The largest gains within the latter were to be seen in Real Estate (2.51%), Health Care (2.33%), Auto Parts (2.23%) and Food and Beverage shares (2.02%).
Speaking on Friday afternoon, the ECB’s chief said there was no limit to what euro area policymakers could do to hit their inflation targets. “There cannot be any limit to how far we are willing to deploy our instruments, within our mandate, and to achieve our mandate,” Draghi reportedly said.
Some market commentary linked his remarks to Monday’s 0.62% retreat in the euro/dollar to 1.0810.
On 3 December the ECB’s governing council announced an extension to the end-date for their bond buying programme, possibly to the relief of policymakers at the US Fed.
However, investors where underwhelmed and rushed to close short positions against the single currency, triggering an enormous intra-day spike which sent it above 1.09 by the close of trading versus just above the 1.05 mark it had reached just before Draghi’s press conference that day.

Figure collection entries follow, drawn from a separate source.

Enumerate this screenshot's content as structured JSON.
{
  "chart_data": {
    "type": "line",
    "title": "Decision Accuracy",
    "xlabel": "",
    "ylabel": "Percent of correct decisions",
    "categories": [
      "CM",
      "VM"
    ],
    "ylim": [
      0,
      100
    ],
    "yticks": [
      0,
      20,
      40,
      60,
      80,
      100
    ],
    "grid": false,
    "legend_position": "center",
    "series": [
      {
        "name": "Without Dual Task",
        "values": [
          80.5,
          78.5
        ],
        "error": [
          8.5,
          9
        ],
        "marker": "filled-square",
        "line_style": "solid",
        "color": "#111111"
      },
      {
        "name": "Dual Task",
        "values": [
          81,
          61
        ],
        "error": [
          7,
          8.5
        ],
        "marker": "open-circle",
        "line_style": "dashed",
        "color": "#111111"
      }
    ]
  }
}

According to a report from Reuters citing sources familiar with the discussions, and dated 5 December, Draghi’s and ECB chief economist Peter Praet’s dovishness in the days and weeks ahead of the GC meeting backfired.
"Draghi raised expectations too high, on purpose, and attempted to paint the Governing Council into a corner. This was problematic and he
was criticized for this by several governors in private," the source said.
In parallel, front month West Texas crude futures were down by 2.05% to $39.18 in NYMEX trading, following what some observers described as a “chaotic” meeting of the Organisation of Petroleum Exporting Countries, also on Friday.
The US dollar was 1.52% stronger versus Norway’s – one of the world’s largest oil producers - krone on Monday, changing hands at 8.6411.
OPEC’s meeting, which lasted for seven hours, instead of the four which had been scheduled, roiled oil markets, with West Texas crude futures registering a total intraday swing of 5.7%.
Meanwhile, and in the industrial metals space, earlier on Monday iron ore futures fell through the $40 per metric tonne for the first time since at least 2009.
As of 12:50 three-month copper futures were edging 0.3% lower to $4,596.50 per metric tonne on the LME.